In 2007, Brent Fuqua had fallen from operating a successful photography business into a crushing addiction to prescription painkillers. After he'd lost his job as well as his long-term partner, he checked himself in to Progress Valley in Minneapolis, a drug recovery center.
There, Fuqua would go on long bike rides to clear his head of the shame and stress that cluttered his thoughts. When he saw that his friends at the halfway house didn't have bikes of their own, he set up shop in the garage, fixing a pile of broken ones that former residents had discarded.
Soon, he built a name for himself as a mechanic. People in the neighborhood started dropping off their bikes for Fuqua to tune. Those in recovery who had lost their driver's licenses or couldn't afford to drive suddenly had another means of getting to work.
In thanks, Fuqua's brothers in recovery conspired to carve him a wooden sign proclaiming "Recovery Bike Shop." In 2011, Fuqua partnered with Seth Stattmiller of Re-Cyle garage in Uptown and launched his own bike shop: Recovery in Northeast.
"I began to change," Fuqua says. "For some reason after I got myself detoxed and went through treatment, I found one of my core values that I'd lost track of. All of a sudden I had this heart that just cared about everybody I came into contact with, and that's what made this shop grow into a $1 million company."

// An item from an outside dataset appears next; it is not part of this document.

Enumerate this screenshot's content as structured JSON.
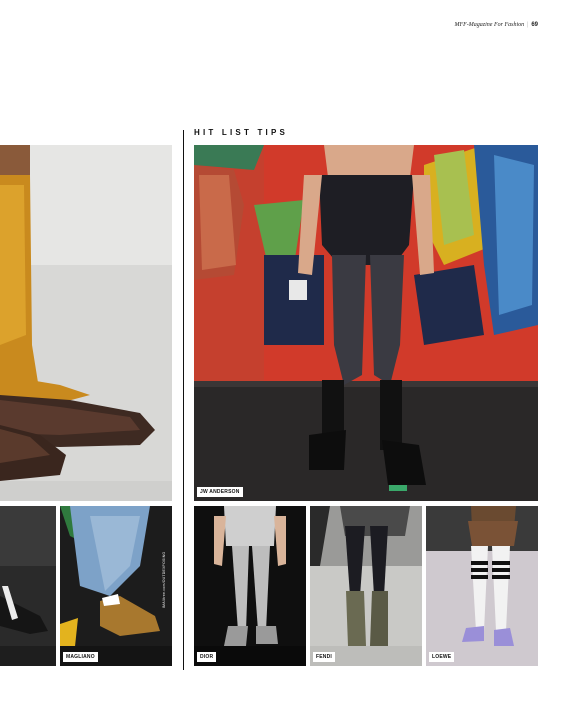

Recovery Bike Shop now employs 17 workers who strip down, rebuild, and tune up used bikes for profit and philanthropy. About 7,000 bikes a year pass through, and 1,000 are ultimately sold. Fuqua ships more than 2,000 to Africa at no profit and gives bikes away to local nonprofits like Full Cycle, which runs internship programs for homeless and inner-city kids. His spare wheels became fencing around urban gardens; artists turned his old tires into belts.
In Minneapolis, which has just been named No. 18 on Wired Magazine's list of the 20 most bike-friendly cities on the planet, there are bikers of all different needs and specialties. But Recovery has remained true to the no-frills urban commuter, Fuqua says.
"I knew why I was doing it. There was a transportation need in this community of people that I had become a part of, and I was meeting that transportation need," he says. "I needed a job, and I needed to do something good. My employees want paychecks, but the main purpose has always been doing something good."